15 de diciembre de 2011

El horizonte del hombre y Dios .- 1.- El hombre horizontal










Sabemos que el mundo, este siglo, como dirían los antiguos, es atrayente, que vivimos en él y que, de eso, no podemos escapar. Pero, la verdad es que hay muchas formas de vivirlo. También sabemos que el hombre, ese ser creado por Dios a su imagen y semejanza, este hijo suyo, en medio del mundo y en su vida ordinaria tiene algo que pagar para poder vivir en su seno; que tiene, en su relación con el otro, con el hermano o gentil, que dejarse atrás y en su camino algunas cosas, algunas realidades. Esto, creo yo, es lo que sigue.

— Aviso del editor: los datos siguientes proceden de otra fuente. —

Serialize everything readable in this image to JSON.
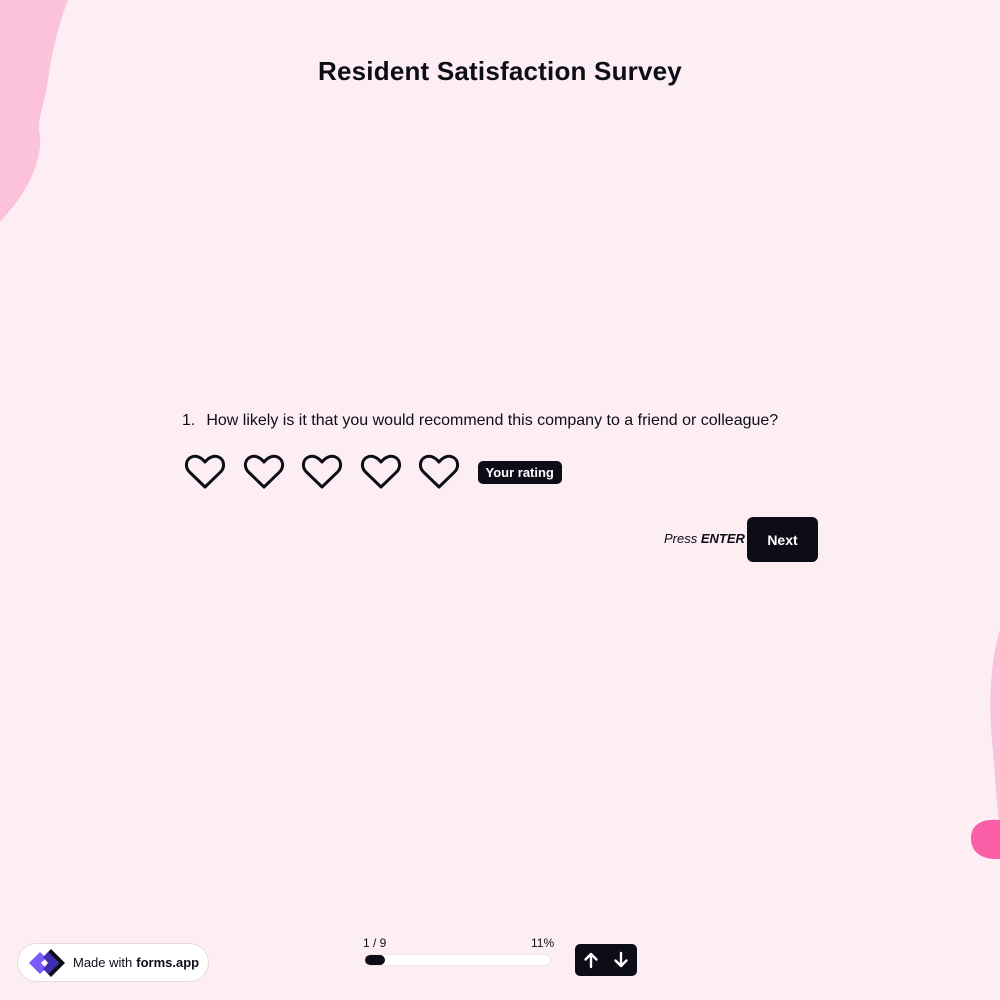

Podemos, por ejemplo, dejarnos convencer por las facilidades que nos ofrece el mundo, vender nuestro presente sin darnos cuenta de lo que supone esa dejación de la responsabilidad que tenemos como Hijos de Dios. Que quede claro que la realidad de la filiación divina (de ser hijos de Dios) no es algo que dependa de nuestra voluntad. O sea, no podemos decir que, como no creemos en Dios, esa filiación la olvidamos y hacemos como si no existiera. Esto es, simplemente, imposible. Una cosa es no aceptar la religión y otro, muy distinto, es que ese re-ligare, ese unir al hombre con Dios, se pueda evitar. No es cuestión de aceptación, pues la realidad, la Verdad, no puede elegirse a gusto de cada cual, es como es.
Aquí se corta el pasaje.